1.- Fabrique du rhétorique: discours islamophobe et langage de « vérité »
À la suite de chaque attentat, les musulmans – ainsi essentialisés – sont montrés du doigt dans leur ensemble, sommés de s'excuser, se justifier, condamner, agir, « prendre leurs responsabilités », descendre dans la rue, défiler ; ce qui sous-entend leur complicité tacite avec les terroristes et présuppose un tas de généralisations abusives, de courts-circuits et d'amalgames entre terrorisme et islam. Si une minorité des tenants de ce genre de discours l'est peut- être par effet de mode intellectuelle ou de conformisme, les autres, se gargarisant d'un verbiage pseudoacadémique – alors que les clichés qu'ils martèlent montrent souvent qu'ils ne connaissent pas grand-chose en matière d'islam –, essaient d'embellir leur rhétorique anti-islam avec un héroïsme de pacotille. Comme l'analyse l'historien Shlomo Sand dans son livre La fin de l'intellectuel français ? (La Découverte, 2016), politiques et intellectuels de droite – mais aussi de plus en plus à gauche, notamment de la gauche gouvernementale – s'attribuent le courage d'un langage de « vérité » qui braverait le politiquement correct de ceux qu'ils appellent parfois les « islamo-gauchistes », ceux-là mêmes qu'ils n'hésitent pas à accuser d'angélisme, de mollesse, voire même de connivence intellectuelle indirecte avec les jihadistes. Bref, pour se distancier de la « pussy generation » – selon la terminologie phallocratique de Clint Eastwood –,
ces polémistes exhibent leur antidroit-de-l'hommisme et clament haut et fort ne pas avoir peur d'être traités d'islamophobes. Mais leur discours n'en serait-il pas moins, pour autant, un discours raciste ?

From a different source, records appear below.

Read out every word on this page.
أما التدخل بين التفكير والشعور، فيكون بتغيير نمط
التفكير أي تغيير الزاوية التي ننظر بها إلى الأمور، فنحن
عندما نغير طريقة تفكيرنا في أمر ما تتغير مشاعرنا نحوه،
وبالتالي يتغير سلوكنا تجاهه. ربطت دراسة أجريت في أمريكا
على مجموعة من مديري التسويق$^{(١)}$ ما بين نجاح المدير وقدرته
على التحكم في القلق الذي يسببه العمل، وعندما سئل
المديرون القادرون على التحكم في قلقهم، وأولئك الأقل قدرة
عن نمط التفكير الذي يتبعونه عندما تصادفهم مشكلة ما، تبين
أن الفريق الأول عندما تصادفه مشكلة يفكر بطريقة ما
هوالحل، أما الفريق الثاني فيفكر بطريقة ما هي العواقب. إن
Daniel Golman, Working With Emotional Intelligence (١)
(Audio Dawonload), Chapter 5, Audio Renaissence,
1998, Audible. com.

Dans son « Rapport annuel 2015 sur la lutte contre le racisme, l'antisémitisme et la xénophobie », publié le 02 mai 2016, la Commission nationale consultative des droits de l'homme (CNCDH) relève ainsi que « le terme même d'islamophobie reste contesté dans les débats publics, y compris par des figures de la lutte antiraciste, alors même qu'il est utilisé désormais par la plupart des spécialistes européens des préjugés, et qu'il n'est ni plus ni moins critiquable sur le plan sémantique que le terme d'antisémitisme (...)
ou de xénophobie (...), aujourd'hui d'usage courant ». (p. 331). D'ailleurs, dans son Rapport 2013, publié le 12 juin 2014, la CNCDH notait déjà qu'aux yeux d'une certaine « frange radicale », « L'islamophobie relèverait de la liberté d'opinion et d'expression et, à ce titre, les manifestations de haine qu'elle inspirerait, que ce soit à l'encontre du culte musulman ou de ses croyants, ne sauraient tomber sous le coup de la loi pénale » (p.18). Dans le même ordre d'idée, la CNCDH cite, dans son Rapport 2015, les noms de « plusieurs intellectuels (...) (qui) plaident pour le droit à la critique de l'islam et de certaines de ses pratiques (comme le port du voile ou de la burqa) au nom des valeurs républicaines ». Mais la CNCDH s'empresse aussitôt de souligner que « ces pratiques sont aussi rejetées pour des raisons beaucoup moins avouables. Certaines prises de position sur l'islam et les musulmans rappellent les mécanismes argumentatifs à l'œuvre derrière le phénomène du racisme dit "symbolique" ou "subtil", s'exprimant sous une forme ostensiblement non raciste » (pp. 331- 332). En effet, « ce n'est pas tant la critique qui est problématique que les motivations qui sont derrière. (...) La spécificité de ces débats sur l'islam tient avant tout au fait que ces mêmes arguments peuvent être utilisés avec des motivations xénophobes. (...) c'est un mécanisme que les sociologues et les psychologues du préjugé ont repéré depuis longtemps dans les contextes américains ou hollandais, qui permet de passer d'un racisme "flagrant" (en anglais blatant) à un racisme déguisé, euphémisé, ou "subtil" ». (p.336), d'autant plus que s'est opéré, « dans les années postcoloniales, un glissement d'un racisme biologique vers un racisme culturel » (CNCDH, Rapport 2013, p. 18).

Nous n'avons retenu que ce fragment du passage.